Baca berita tanpa iklan. Gabung Kompas.com+
Salin Artikel

Kala Jokowi dan Sri Mulyani Kompak Kesal Belanja Pemda Selalu Lelet

JAKARTA, KOMPAS.com - Belanja pemerintah daerah kerap menjadi sorotan pemerintah pusat, utamanya ketika pandemi Covid-19.

Kekesalan itu muncul ketika Jokowi melihat dana Pemda yang menganggur di bank kembali meninggi, yakni mencapai Rp 226 triliun.

Dana menganggur ini lebih besar dibanding akhir September 2021 yang sebesar Rp 194,12 triliun.

Simpanan dana Pemda ini juga naik Rp 15,16 triliun atau 8,47 persen dari posisi Agustus 2021.

Jokowi jengkel karena tahun 2021 tinggal sebulan lagi. Seharusnya dana tersebut digunakan hingga akhir tahun untuk kepentingan masyarakat dan pembangunan di wilayah masing-masing.

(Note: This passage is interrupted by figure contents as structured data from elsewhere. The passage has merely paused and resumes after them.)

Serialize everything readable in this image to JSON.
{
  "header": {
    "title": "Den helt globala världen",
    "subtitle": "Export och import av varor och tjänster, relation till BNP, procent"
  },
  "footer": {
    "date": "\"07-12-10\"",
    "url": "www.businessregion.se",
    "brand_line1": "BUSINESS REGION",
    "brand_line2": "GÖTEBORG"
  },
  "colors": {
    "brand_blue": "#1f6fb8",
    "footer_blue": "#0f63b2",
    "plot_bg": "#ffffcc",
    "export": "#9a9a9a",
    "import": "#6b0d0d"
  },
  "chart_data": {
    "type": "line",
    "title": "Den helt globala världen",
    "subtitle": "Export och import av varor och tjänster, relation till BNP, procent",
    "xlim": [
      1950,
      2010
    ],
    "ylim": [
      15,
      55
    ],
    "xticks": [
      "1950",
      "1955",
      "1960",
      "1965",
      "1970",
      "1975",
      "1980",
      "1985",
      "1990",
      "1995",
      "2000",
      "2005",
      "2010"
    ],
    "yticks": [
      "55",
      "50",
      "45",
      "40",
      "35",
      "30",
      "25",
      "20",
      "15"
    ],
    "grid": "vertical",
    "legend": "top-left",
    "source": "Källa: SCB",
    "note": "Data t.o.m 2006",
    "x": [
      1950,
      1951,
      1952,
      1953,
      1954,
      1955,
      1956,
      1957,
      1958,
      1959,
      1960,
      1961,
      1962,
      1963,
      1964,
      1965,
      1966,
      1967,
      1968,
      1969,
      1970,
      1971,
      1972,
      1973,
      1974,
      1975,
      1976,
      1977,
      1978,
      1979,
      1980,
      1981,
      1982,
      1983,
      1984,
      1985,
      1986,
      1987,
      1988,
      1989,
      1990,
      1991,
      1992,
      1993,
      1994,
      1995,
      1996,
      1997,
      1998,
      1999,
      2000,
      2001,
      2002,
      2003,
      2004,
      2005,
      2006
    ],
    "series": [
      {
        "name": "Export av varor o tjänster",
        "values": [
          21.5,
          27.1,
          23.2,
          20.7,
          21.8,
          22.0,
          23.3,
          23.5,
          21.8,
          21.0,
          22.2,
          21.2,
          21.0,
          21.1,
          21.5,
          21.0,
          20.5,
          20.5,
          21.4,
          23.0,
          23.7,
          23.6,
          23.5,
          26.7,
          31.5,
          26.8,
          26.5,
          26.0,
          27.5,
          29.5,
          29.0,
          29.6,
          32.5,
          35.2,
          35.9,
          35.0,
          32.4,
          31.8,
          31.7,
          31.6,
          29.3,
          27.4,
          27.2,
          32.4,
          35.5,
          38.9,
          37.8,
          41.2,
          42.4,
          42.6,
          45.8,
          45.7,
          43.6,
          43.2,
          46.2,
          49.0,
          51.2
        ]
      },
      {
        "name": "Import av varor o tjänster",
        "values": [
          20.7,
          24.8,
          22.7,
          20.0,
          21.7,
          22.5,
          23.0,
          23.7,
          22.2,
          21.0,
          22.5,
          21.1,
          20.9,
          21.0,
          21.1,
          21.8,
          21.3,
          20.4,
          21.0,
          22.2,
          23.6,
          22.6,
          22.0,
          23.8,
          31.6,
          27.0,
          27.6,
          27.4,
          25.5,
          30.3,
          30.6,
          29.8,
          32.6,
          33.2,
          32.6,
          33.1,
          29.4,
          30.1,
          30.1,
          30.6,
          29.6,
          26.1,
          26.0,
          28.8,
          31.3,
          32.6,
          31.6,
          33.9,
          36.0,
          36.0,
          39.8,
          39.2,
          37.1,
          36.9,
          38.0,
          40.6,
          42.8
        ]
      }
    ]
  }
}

"Saya harus ngomong apa adanya, masih ada tadi pagi (uang Pemda di bank). Ini sudah akhir November, tinggal sebulan lagi. Tidak turun justru naik," tegas Jokowi dalam Rakornas dan Anugerah Layanan Investasi 2021, Rabu (24/11/2021).

Jokowi meminta Pemda menghabiskan anggaran sebelum sibuk mengejar investasi. Menurut dia, investasi adalah sumber dana kedua setelah APBD untuk memberdayakan daerah.

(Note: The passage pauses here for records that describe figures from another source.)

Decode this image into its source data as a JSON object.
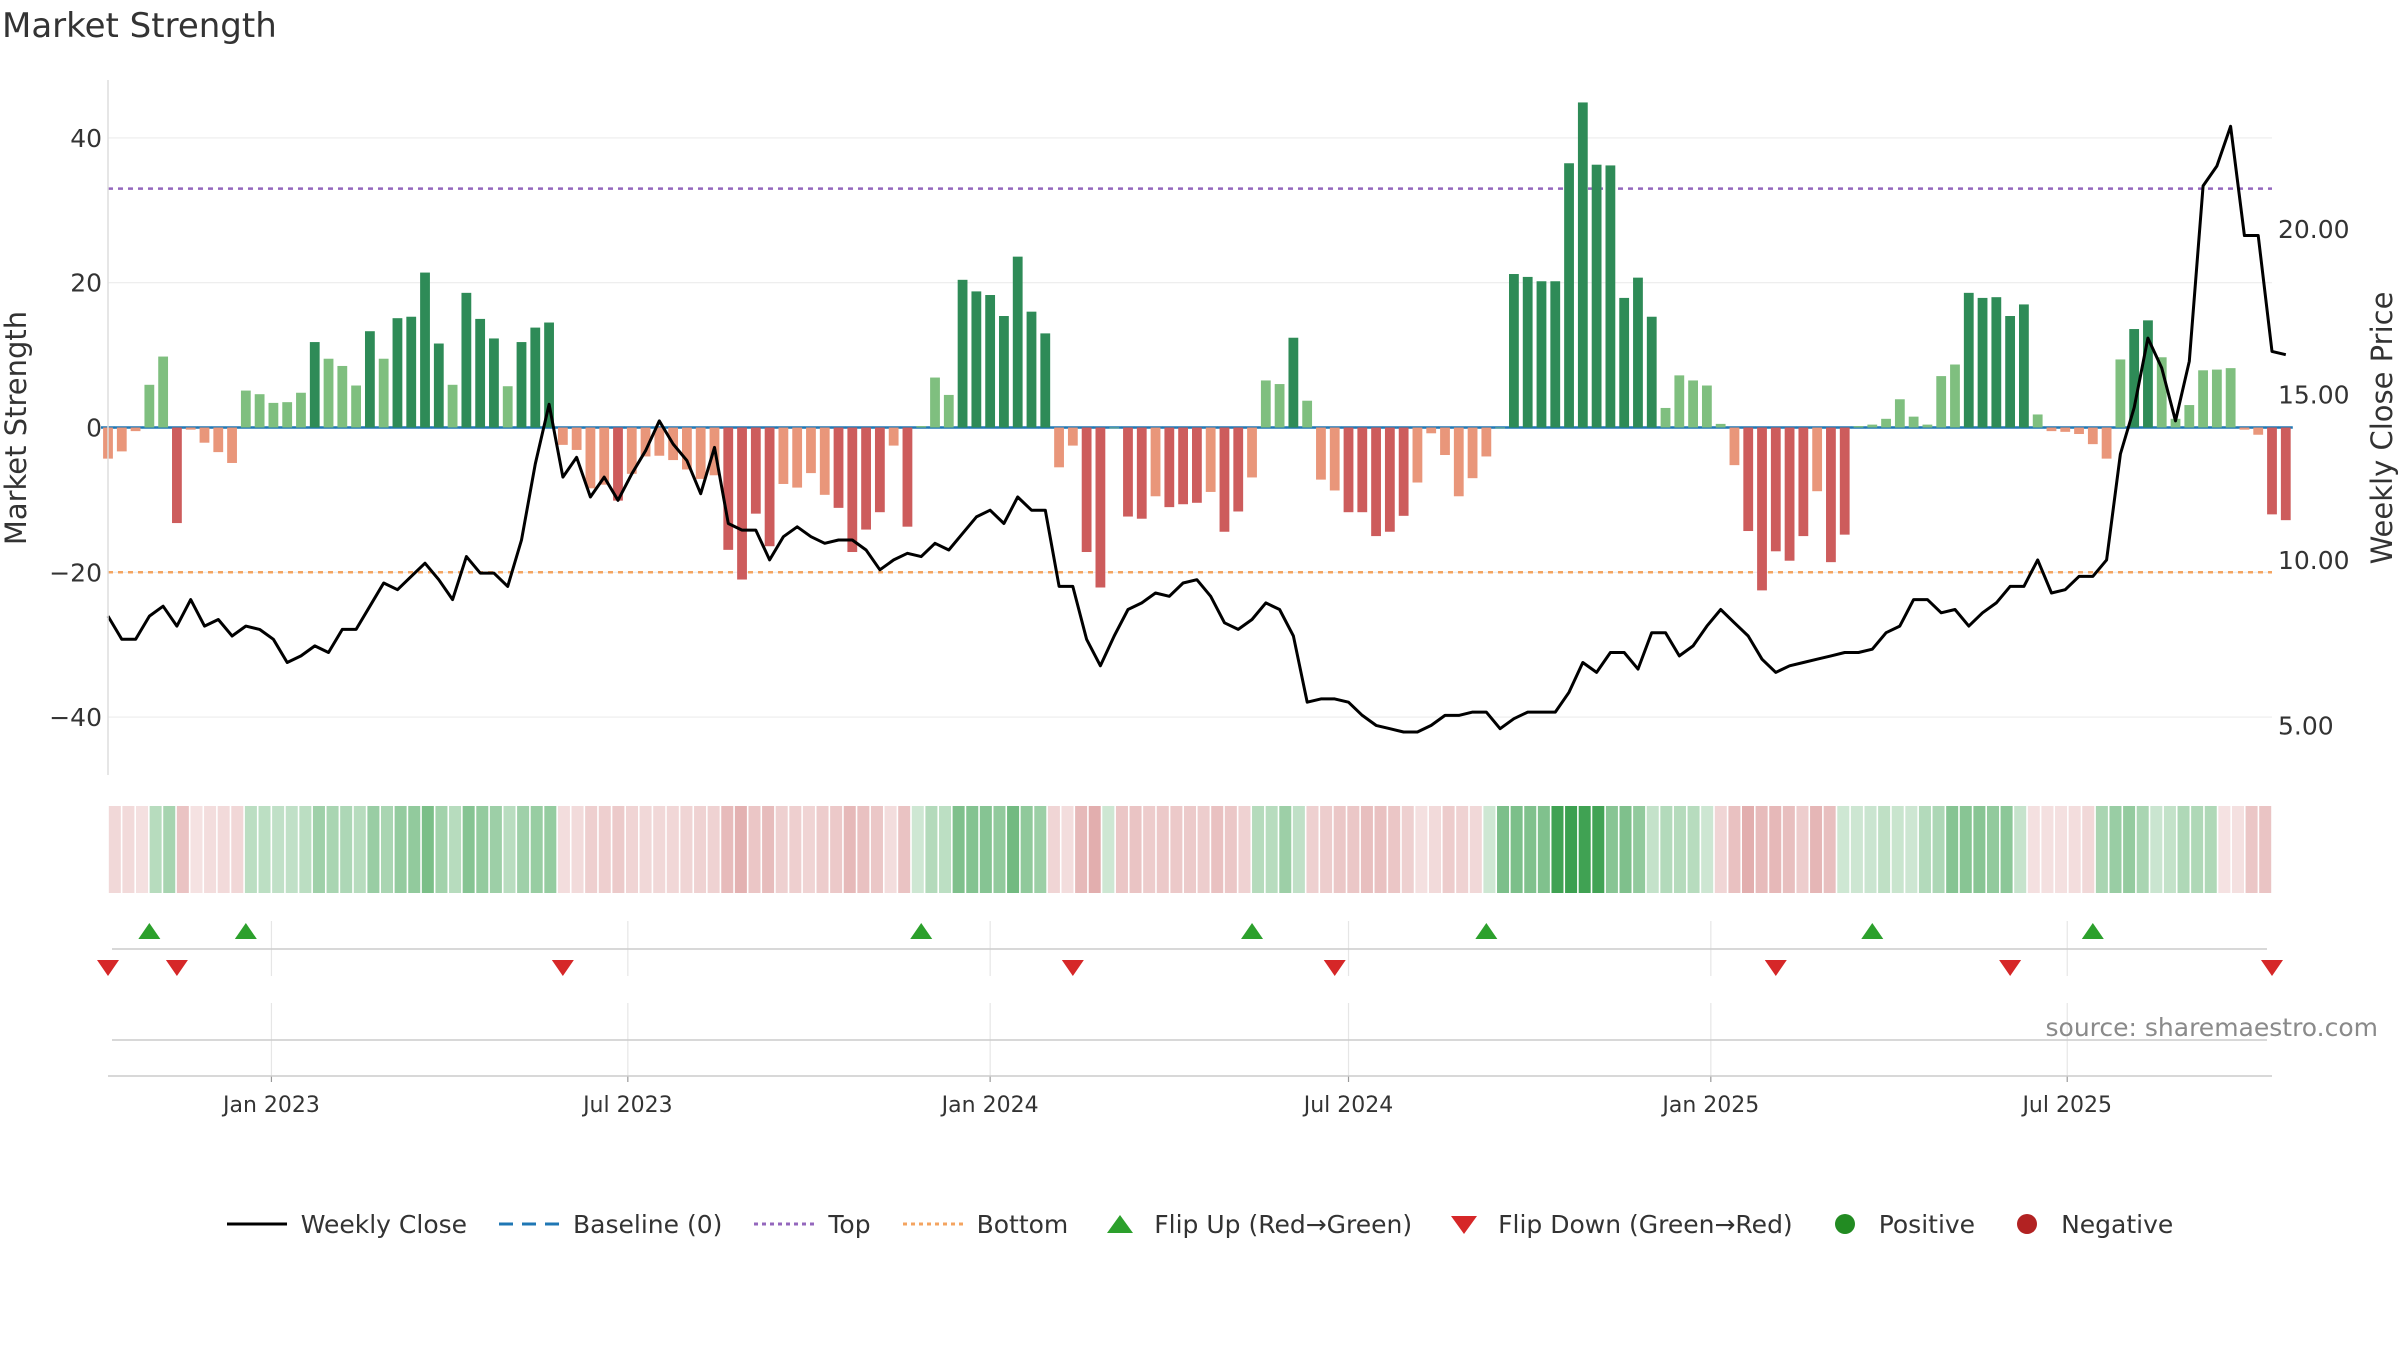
{
  "title": "Market Strength",
  "source": "source: sharemaestro.com",
  "colors": {
    "positive_dark": "#2e8b57",
    "positive_light": "#7fbf7f",
    "negative_dark": "#cd5c5c",
    "negative_light": "#e9967a",
    "close_line": "#000000",
    "baseline": "#1f77b4",
    "top": "#9467bd",
    "bottom": "#f4a460",
    "flip_up": "#2ca02c",
    "flip_down": "#d62728",
    "positive_dot": "#228b22",
    "negative_dot": "#b22222"
  },
  "legend": [
    {
      "label": "Weekly Close",
      "icon": "solid-line",
      "color": "#000000"
    },
    {
      "label": "Baseline (0)",
      "icon": "dashed-line",
      "color": "#1f77b4"
    },
    {
      "label": "Top",
      "icon": "dotted-line",
      "color": "#9467bd"
    },
    {
      "label": "Bottom",
      "icon": "dotted-line",
      "color": "#f4a460"
    },
    {
      "label": "Flip Up (Red→Green)",
      "icon": "triangle-up",
      "color": "#2ca02c"
    },
    {
      "label": "Flip Down (Green→Red)",
      "icon": "triangle-down",
      "color": "#d62728"
    },
    {
      "label": "Positive",
      "icon": "circle",
      "color": "#228b22"
    },
    {
      "label": "Negative",
      "icon": "circle",
      "color": "#b22222"
    }
  ],
  "chart_data": {
    "type": "bar",
    "title": "Market Strength",
    "ylabel": "Market Strength",
    "y2label": "Weekly Close Price",
    "ylim": [
      -48,
      48
    ],
    "y2lim": [
      3.5,
      24.5
    ],
    "yticks": [
      -40,
      -20,
      0,
      20,
      40
    ],
    "yticklabels": [
      "−40",
      "−20",
      "0",
      "20",
      "40"
    ],
    "y2ticks": [
      5,
      10,
      15,
      20
    ],
    "y2ticklabels": [
      "5.00",
      "10.00",
      "15.00",
      "20.00"
    ],
    "x_date_start": "2022-10-10",
    "x_date_end": "2025-10-13",
    "xticks": [
      "2023-01-01",
      "2023-07-01",
      "2024-01-01",
      "2024-07-01",
      "2025-01-01",
      "2025-07-01"
    ],
    "xticklabels": [
      "Jan 2023",
      "Jul 2023",
      "Jan 2024",
      "Jul 2024",
      "Jan 2025",
      "Jul 2025"
    ],
    "top_line": 33,
    "bottom_line": -20,
    "baseline": 0,
    "grid": true,
    "legend_position": "bottom",
    "strength": [
      -4.3,
      -3.3,
      -0.5,
      5.9,
      9.8,
      -13.2,
      -0.3,
      -2.1,
      -3.4,
      -4.9,
      5.1,
      4.6,
      3.4,
      3.5,
      4.8,
      11.8,
      9.5,
      8.5,
      5.8,
      13.3,
      9.5,
      15.1,
      15.3,
      21.4,
      11.6,
      5.9,
      18.6,
      15.0,
      12.3,
      5.7,
      11.8,
      13.8,
      14.5,
      -2.4,
      -3.1,
      -8.4,
      -7.9,
      -10.1,
      -6.4,
      -4.0,
      -3.9,
      -4.5,
      -5.8,
      -7.1,
      -6.6,
      -16.9,
      -21.0,
      -11.9,
      -16.4,
      -7.8,
      -8.3,
      -6.3,
      -9.3,
      -11.1,
      -17.2,
      -14.1,
      -11.7,
      -2.5,
      -13.7,
      0.2,
      6.9,
      4.5,
      20.4,
      18.8,
      18.3,
      15.4,
      23.6,
      16.0,
      13.0,
      -5.5,
      -2.5,
      -17.2,
      -22.1,
      0.0,
      -12.3,
      -12.6,
      -9.5,
      -11.0,
      -10.6,
      -10.4,
      -8.9,
      -14.4,
      -11.6,
      -6.9,
      6.5,
      6.0,
      12.4,
      3.7,
      -7.2,
      -8.7,
      -11.7,
      -11.7,
      -15.0,
      -14.4,
      -12.2,
      -7.6,
      -0.8,
      -3.8,
      -9.5,
      -7.0,
      -4.0,
      0.0,
      21.2,
      20.8,
      20.2,
      20.2,
      36.5,
      44.9,
      36.3,
      36.2,
      17.9,
      20.7,
      15.3,
      2.7,
      7.2,
      6.5,
      5.8,
      0.5,
      -5.2,
      -14.3,
      -22.5,
      -17.1,
      -18.4,
      -15.0,
      -8.8,
      -18.6,
      -14.8,
      0.2,
      0.4,
      1.2,
      3.9,
      1.5,
      0.4,
      7.1,
      8.7,
      18.6,
      17.9,
      18.0,
      15.4,
      17.0,
      1.8,
      -0.5,
      -0.6,
      -0.9,
      -2.3,
      -4.3,
      9.4,
      13.6,
      14.8,
      9.7,
      1.2,
      3.1,
      7.9,
      8.0,
      8.2,
      -0.3,
      -1.0,
      -12.0,
      -12.8
    ],
    "close": [
      8.3,
      7.6,
      7.6,
      8.3,
      8.6,
      8.0,
      8.8,
      8.0,
      8.2,
      7.7,
      8.0,
      7.9,
      7.6,
      6.9,
      7.1,
      7.4,
      7.2,
      7.9,
      7.9,
      8.6,
      9.3,
      9.1,
      9.5,
      9.9,
      9.4,
      8.8,
      10.1,
      9.6,
      9.6,
      9.2,
      10.6,
      12.9,
      14.7,
      12.5,
      13.1,
      11.9,
      12.5,
      11.8,
      12.6,
      13.3,
      14.2,
      13.5,
      13.0,
      12.0,
      13.4,
      11.1,
      10.9,
      10.9,
      10.0,
      10.7,
      11.0,
      10.7,
      10.5,
      10.6,
      10.6,
      10.3,
      9.7,
      10.0,
      10.2,
      10.1,
      10.5,
      10.3,
      10.8,
      11.3,
      11.5,
      11.1,
      11.9,
      11.5,
      11.5,
      9.2,
      9.2,
      7.6,
      6.8,
      7.7,
      8.5,
      8.7,
      9.0,
      8.9,
      9.3,
      9.4,
      8.9,
      8.1,
      7.9,
      8.2,
      8.7,
      8.5,
      7.7,
      5.7,
      5.8,
      5.8,
      5.7,
      5.3,
      5.0,
      4.9,
      4.8,
      4.8,
      5.0,
      5.3,
      5.3,
      5.4,
      5.4,
      4.9,
      5.2,
      5.4,
      5.4,
      5.4,
      6.0,
      6.9,
      6.6,
      7.2,
      7.2,
      6.7,
      7.8,
      7.8,
      7.1,
      7.4,
      8.0,
      8.5,
      8.1,
      7.7,
      7.0,
      6.6,
      6.8,
      6.9,
      7.0,
      7.1,
      7.2,
      7.2,
      7.3,
      7.8,
      8.0,
      8.8,
      8.8,
      8.4,
      8.5,
      8.0,
      8.4,
      8.7,
      9.2,
      9.2,
      10.0,
      9.0,
      9.1,
      9.5,
      9.5,
      10.0,
      13.2,
      14.6,
      16.7,
      15.8,
      14.2,
      16.0,
      21.3,
      21.9,
      23.1,
      19.8,
      19.8,
      16.3,
      16.2
    ],
    "signal_weeks": [
      0,
      3,
      5,
      10,
      33,
      59,
      70,
      83,
      89,
      100,
      121,
      128,
      138,
      144,
      157
    ],
    "signal_labels": [
      "Flip Down",
      "Flip Up",
      "Flip Down",
      "Flip Up",
      "Flip Down",
      "Flip Up",
      "Flip Down",
      "Flip Up",
      "Flip Down",
      "Flip Up",
      "Flip Down",
      "Flip Up",
      "Flip Down",
      "Flip Up",
      "Flip Down"
    ]
  }
}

Bila dana yang berasal dari dua sumber itu terealisasi dengan baik, maka multiplier effect-nya pun akan tercipta.

"Ini perlu saya ingatkan, uang kita sendiri saja tidak digunakan, kok ngejar orang lain untuk uangnya masuk. Logikanya enggak kena," beber Jokowi.

Selang sehari setelahnya, Menteri Keuangan Sri Mulyani Indrawati menyebut hal serupa.

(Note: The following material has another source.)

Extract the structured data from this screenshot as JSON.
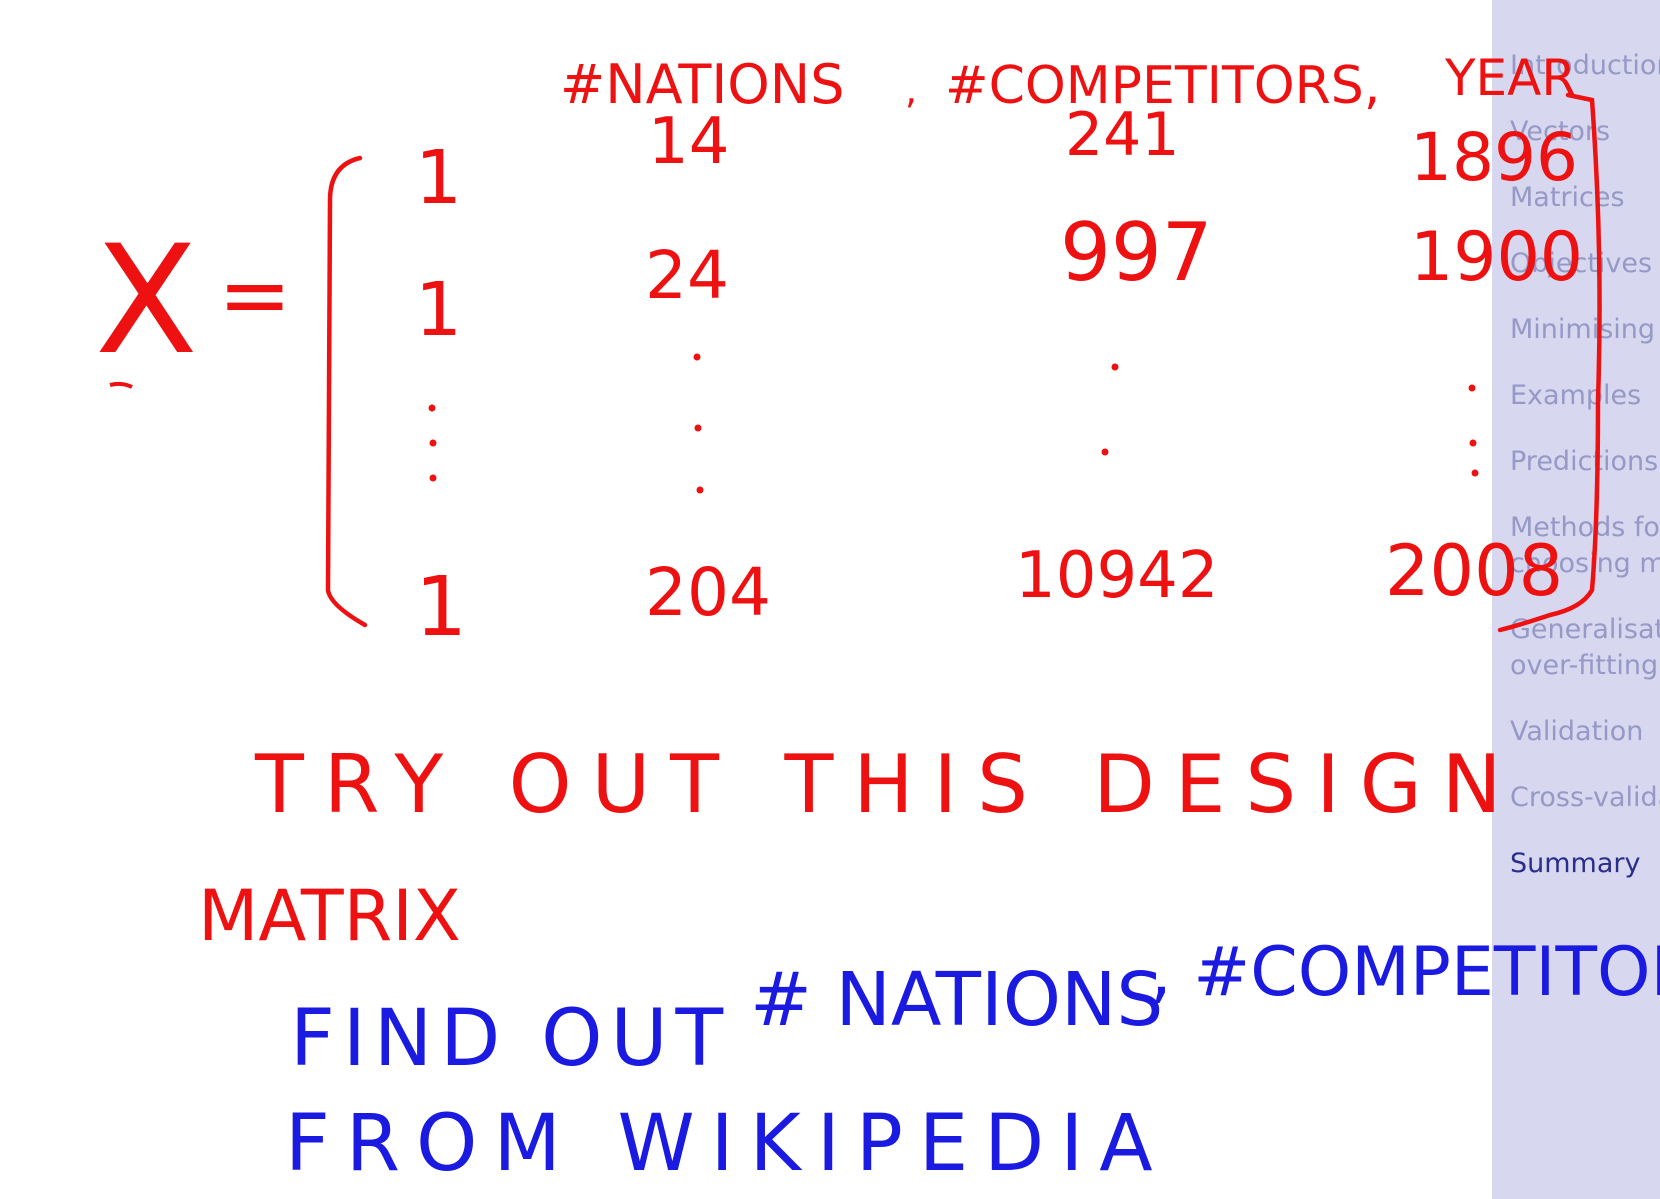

Dana pemda yang mengendap di bank lebih tinggi dibanding posisi bulan Mei yang mencapai Rp 172 triliun, dan bulan Juli sebesar Rp 173 triliun.

Dana menganggur ini sedikit banyak berpengaruh pada belanja pemerintah daerah. Tercatat, belanja Pemda terkontraksi -2,21 persen hingga Oktober 2021. Dari pagu Rp 1.223 triliun, belanja pemda baru mencapai Rp 689,7 triliun.

"Realisasi belanja APBD memang mengalami perlambatan dan ini merupakan masalah yang cukup serius. Belanja turun 2,21 persen, pada saat pemerintah ingin melalukan dukungan terhadap pemulihan ekonomi melalui belanja baik pusat dan daerah," ucap Sri Mulyani.

Mantan Direktur Pelaksana Bank Dunia ini menuturkan, belanja APBD yang baru terealisasi setengahnya berpotensi mengerek tinggi SILPA di akhir tahun.

Padahal, belanja tersebut harus dikeluarkan untuk pendidikan, kesehatan, dan belanja perlindungan sosial.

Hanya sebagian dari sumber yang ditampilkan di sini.